At 14 Nancy took up a job with the local Chemist where she worked for five years only to discover that she had been underpaid for the entire time. She met John Bulmer at a dance and he asked “Spots” as he called her because she was wearing a spotted dress if she could walk her home. John was one of a line of twelve generations of eldest sons given the name John. They were married on 7 October, 1939. John worked for his father in one of several radio shops in Victoria. Early in World War II John enlisted in the RAAF and turned his knowledge of radio into action as a wireless operator in an all Australian crew flying Lancaster bombers. Remarkably his entire crew survived the war.

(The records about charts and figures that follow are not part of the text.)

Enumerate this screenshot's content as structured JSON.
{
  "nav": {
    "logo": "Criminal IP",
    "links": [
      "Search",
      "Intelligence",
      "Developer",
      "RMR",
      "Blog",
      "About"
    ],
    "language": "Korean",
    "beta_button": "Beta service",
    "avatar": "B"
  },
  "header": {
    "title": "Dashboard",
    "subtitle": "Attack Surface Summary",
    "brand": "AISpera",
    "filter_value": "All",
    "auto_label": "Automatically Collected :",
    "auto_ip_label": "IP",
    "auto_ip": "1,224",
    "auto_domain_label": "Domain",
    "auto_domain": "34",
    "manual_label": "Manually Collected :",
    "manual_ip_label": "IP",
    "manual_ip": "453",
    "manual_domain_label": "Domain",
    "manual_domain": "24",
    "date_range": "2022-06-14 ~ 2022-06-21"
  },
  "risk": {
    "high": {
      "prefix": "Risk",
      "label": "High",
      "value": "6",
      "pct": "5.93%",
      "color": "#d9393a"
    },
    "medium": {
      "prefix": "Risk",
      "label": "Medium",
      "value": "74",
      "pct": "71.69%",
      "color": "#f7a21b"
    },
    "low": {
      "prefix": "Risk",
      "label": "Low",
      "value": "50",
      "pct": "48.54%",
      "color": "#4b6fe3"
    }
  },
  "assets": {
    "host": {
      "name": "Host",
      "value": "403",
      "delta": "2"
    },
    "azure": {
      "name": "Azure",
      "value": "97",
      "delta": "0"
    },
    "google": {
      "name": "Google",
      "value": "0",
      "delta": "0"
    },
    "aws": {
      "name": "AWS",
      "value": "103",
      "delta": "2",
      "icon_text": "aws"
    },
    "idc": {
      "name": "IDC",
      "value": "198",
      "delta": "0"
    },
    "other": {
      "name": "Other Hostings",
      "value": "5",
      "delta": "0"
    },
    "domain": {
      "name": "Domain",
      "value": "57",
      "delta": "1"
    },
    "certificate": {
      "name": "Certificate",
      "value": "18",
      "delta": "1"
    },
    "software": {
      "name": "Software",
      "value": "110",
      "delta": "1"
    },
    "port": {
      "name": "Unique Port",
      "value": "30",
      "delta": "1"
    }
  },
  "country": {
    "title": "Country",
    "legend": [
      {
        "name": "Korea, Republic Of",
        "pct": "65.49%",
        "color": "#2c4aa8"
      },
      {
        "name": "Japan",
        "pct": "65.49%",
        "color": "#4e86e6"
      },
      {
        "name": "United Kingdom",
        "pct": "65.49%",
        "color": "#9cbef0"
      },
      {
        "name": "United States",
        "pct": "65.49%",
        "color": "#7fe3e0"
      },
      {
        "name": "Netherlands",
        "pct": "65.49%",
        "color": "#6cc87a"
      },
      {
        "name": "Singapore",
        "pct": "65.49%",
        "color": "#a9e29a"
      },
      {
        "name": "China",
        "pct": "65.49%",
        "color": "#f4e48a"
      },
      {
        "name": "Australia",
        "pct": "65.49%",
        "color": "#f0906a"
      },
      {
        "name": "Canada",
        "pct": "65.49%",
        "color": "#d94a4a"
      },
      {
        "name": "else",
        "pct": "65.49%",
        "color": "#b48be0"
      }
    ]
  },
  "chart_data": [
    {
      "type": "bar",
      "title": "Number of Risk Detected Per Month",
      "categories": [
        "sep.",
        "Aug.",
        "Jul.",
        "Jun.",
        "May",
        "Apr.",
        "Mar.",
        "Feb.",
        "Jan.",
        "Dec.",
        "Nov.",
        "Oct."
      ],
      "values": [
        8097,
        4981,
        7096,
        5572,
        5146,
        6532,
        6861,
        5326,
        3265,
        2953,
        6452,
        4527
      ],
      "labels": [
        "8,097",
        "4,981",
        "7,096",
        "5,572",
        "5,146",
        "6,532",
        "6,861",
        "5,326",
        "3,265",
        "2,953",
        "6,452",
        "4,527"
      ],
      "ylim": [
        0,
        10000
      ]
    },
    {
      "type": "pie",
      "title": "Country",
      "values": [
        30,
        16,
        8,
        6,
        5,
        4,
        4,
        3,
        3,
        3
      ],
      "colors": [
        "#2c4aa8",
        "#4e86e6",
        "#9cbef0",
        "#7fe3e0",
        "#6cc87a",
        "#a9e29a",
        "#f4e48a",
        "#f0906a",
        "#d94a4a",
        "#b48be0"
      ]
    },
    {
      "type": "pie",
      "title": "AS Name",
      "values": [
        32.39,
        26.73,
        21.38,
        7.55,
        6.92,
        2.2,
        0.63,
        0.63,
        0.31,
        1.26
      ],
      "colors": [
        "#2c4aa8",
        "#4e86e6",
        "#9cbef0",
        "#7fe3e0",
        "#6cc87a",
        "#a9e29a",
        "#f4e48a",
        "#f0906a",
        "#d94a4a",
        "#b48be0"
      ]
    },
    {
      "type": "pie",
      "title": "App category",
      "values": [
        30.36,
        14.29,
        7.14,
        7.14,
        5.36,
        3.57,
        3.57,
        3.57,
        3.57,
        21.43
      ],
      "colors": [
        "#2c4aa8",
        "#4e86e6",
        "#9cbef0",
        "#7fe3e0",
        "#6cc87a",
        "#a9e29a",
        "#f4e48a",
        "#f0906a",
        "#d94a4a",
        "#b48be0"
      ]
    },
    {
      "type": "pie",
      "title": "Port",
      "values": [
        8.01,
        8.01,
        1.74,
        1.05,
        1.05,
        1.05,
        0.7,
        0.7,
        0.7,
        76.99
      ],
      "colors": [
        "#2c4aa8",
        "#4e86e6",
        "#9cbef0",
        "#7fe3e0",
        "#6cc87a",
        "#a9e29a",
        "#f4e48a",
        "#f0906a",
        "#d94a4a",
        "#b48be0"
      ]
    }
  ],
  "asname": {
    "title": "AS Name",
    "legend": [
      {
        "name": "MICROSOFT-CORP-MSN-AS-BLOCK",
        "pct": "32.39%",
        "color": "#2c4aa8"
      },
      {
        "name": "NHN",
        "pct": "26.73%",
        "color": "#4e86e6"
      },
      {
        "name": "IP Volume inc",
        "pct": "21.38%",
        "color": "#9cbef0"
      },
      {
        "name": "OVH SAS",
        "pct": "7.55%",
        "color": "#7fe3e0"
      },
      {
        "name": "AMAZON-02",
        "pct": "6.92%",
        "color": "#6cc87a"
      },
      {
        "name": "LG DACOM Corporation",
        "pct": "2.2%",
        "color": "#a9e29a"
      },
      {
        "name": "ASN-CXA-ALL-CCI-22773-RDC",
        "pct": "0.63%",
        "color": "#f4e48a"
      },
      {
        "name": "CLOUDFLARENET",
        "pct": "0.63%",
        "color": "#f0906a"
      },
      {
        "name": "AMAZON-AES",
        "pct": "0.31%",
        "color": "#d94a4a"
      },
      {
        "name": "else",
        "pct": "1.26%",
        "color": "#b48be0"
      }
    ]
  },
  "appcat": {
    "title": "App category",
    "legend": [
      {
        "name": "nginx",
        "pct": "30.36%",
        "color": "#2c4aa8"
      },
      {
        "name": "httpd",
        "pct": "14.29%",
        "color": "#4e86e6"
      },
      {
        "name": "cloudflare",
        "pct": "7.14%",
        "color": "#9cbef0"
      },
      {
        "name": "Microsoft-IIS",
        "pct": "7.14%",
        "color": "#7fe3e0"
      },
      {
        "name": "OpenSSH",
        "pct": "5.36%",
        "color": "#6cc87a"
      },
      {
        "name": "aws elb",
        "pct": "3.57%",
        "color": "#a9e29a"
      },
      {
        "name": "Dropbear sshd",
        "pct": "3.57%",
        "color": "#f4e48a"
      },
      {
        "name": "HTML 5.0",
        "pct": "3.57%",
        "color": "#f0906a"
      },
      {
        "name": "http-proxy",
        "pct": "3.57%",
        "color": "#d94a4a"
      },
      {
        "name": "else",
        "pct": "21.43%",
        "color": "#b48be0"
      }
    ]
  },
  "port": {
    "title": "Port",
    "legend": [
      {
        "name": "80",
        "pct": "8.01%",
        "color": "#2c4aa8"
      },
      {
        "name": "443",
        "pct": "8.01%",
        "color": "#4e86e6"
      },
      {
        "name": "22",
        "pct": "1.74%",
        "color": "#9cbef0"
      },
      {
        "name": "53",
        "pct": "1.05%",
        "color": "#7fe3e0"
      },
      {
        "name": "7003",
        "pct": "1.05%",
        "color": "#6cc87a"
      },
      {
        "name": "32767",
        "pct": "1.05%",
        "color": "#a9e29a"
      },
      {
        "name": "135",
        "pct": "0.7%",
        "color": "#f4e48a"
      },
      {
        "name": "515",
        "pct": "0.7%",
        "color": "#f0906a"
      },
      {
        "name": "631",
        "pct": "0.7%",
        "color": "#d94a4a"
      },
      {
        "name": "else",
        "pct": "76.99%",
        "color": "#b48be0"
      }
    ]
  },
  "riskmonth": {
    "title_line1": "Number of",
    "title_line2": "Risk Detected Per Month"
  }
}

During this time Nancy, her daughter Pam and son John, lived with her sister Madge in Melbourne. With then end of the war in sight, Nancy and children came back to Mansfield Victoria where John had been in business prior to joining up. As he came of the boat from England, John bought a car and drove to Mansfield where he began a Taxi business, drove school buses and worked the projectors at the local cinema. Nancy did all the bookings for the Taxi service. When son, Robert, was born, John worked in a local farming business and later re-opened the radio business. Nancy’s eldest son John developed pneumonia and the family was advised to move north to a warmer clime. Leeton was the place they found comfortable and while John worked on their orange plantation Nancy had chickens and a cow. She made butter and bottled fruit. Nancy’s youngest son Russell was born in Leeton.

The family moved on to Sydney where Nancy helped John is a variety of businesses including a delicatessen, a Hardware shop, a grocery and liquor shop, a cycle and toy shop and then back into groceries with son Russell. From business in and around Sydney Nancy and John moved onto a farm near Merriwa again with Russell. Nancy and John retired to Canberra but in 1981 moved to Harden to support Pam when her husband got quite sick. Russell soon followed and bought Granger’s supermarket and opened a Variety store. John died in 1993 and Nancy has lived as a widow in Harden since then.

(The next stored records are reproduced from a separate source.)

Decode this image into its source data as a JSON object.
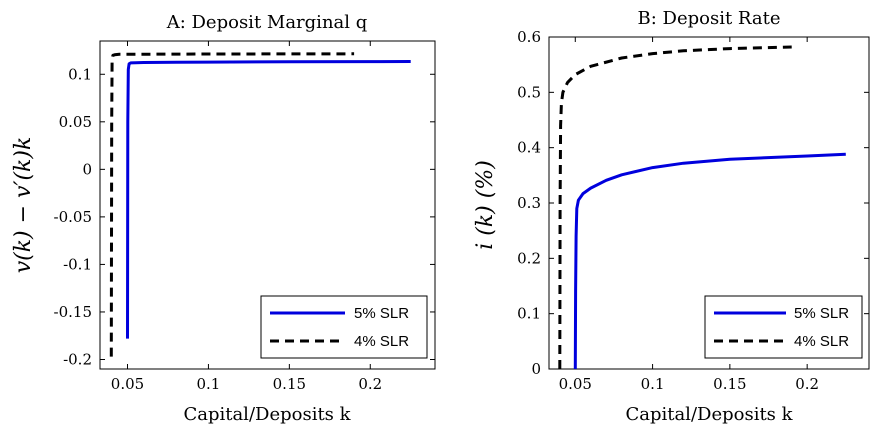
{
  "chart_data": [
    {
      "type": "line",
      "title": "A: Deposit Marginal q",
      "xlabel": "Capital/Deposits k",
      "ylabel": "v(k) − v′(k)k",
      "xlim": [
        0.033,
        0.24
      ],
      "ylim": [
        -0.21,
        0.135
      ],
      "xticks": [
        0.05,
        0.1,
        0.15,
        0.2
      ],
      "xtick_labels": [
        "0.05",
        "0.1",
        "0.15",
        "0.2"
      ],
      "yticks": [
        -0.2,
        -0.15,
        -0.1,
        -0.05,
        0,
        0.05,
        0.1
      ],
      "ytick_labels": [
        "-0.2",
        "-0.15",
        "-0.1",
        "-0.05",
        "0",
        "0.05",
        "0.1"
      ],
      "legend_position": "bottom-right",
      "series": [
        {
          "name": "5% SLR",
          "color": "#0000dd",
          "style": "solid",
          "x": [
            0.05,
            0.0502,
            0.0505,
            0.051,
            0.052,
            0.055,
            0.06,
            0.08,
            0.1,
            0.15,
            0.2,
            0.225
          ],
          "y": [
            -0.178,
            0.05,
            0.105,
            0.111,
            0.112,
            0.1122,
            0.1124,
            0.1126,
            0.1128,
            0.1131,
            0.1133,
            0.1134
          ]
        },
        {
          "name": "4% SLR",
          "color": "#000000",
          "style": "dashed",
          "x": [
            0.04,
            0.0402,
            0.0405,
            0.041,
            0.042,
            0.045,
            0.05,
            0.08,
            0.1,
            0.15,
            0.19
          ],
          "y": [
            -0.197,
            0.05,
            0.114,
            0.12,
            0.1205,
            0.121,
            0.121,
            0.1212,
            0.1213,
            0.1214,
            0.1215
          ]
        }
      ]
    },
    {
      "type": "line",
      "title": "B: Deposit Rate",
      "xlabel": "Capital/Deposits k",
      "ylabel": "i (k) (%)",
      "xlim": [
        0.033,
        0.24
      ],
      "ylim": [
        0,
        0.6
      ],
      "xticks": [
        0.05,
        0.1,
        0.15,
        0.2
      ],
      "xtick_labels": [
        "0.05",
        "0.1",
        "0.15",
        "0.2"
      ],
      "yticks": [
        0,
        0.1,
        0.2,
        0.3,
        0.4,
        0.5,
        0.6
      ],
      "ytick_labels": [
        "0",
        "0.1",
        "0.2",
        "0.3",
        "0.4",
        "0.5",
        "0.6"
      ],
      "legend_position": "bottom-right",
      "series": [
        {
          "name": "5% SLR",
          "color": "#0000dd",
          "style": "solid",
          "x": [
            0.05,
            0.0502,
            0.0505,
            0.051,
            0.052,
            0.055,
            0.06,
            0.07,
            0.08,
            0.1,
            0.12,
            0.15,
            0.2,
            0.225
          ],
          "y": [
            0,
            0.14,
            0.24,
            0.29,
            0.305,
            0.317,
            0.327,
            0.341,
            0.351,
            0.364,
            0.372,
            0.379,
            0.385,
            0.388
          ]
        },
        {
          "name": "4% SLR",
          "color": "#000000",
          "style": "dashed",
          "x": [
            0.04,
            0.0402,
            0.0405,
            0.041,
            0.042,
            0.045,
            0.05,
            0.06,
            0.08,
            0.1,
            0.12,
            0.15,
            0.19
          ],
          "y": [
            0,
            0.3,
            0.44,
            0.48,
            0.5,
            0.518,
            0.532,
            0.547,
            0.562,
            0.57,
            0.575,
            0.579,
            0.582
          ]
        }
      ]
    }
  ]
}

She has been a great supporter of the Senior Citizen’s club over many years, holding several offices. Nancy has been one of those women who moved away from the conventional way of being a wife at home doing the housework and garden, while looking after the children. She did do all those things, but she spent a lot of her time helping her husband John in the businesses he developed. She suggests that her 100 years may have come from a busy life.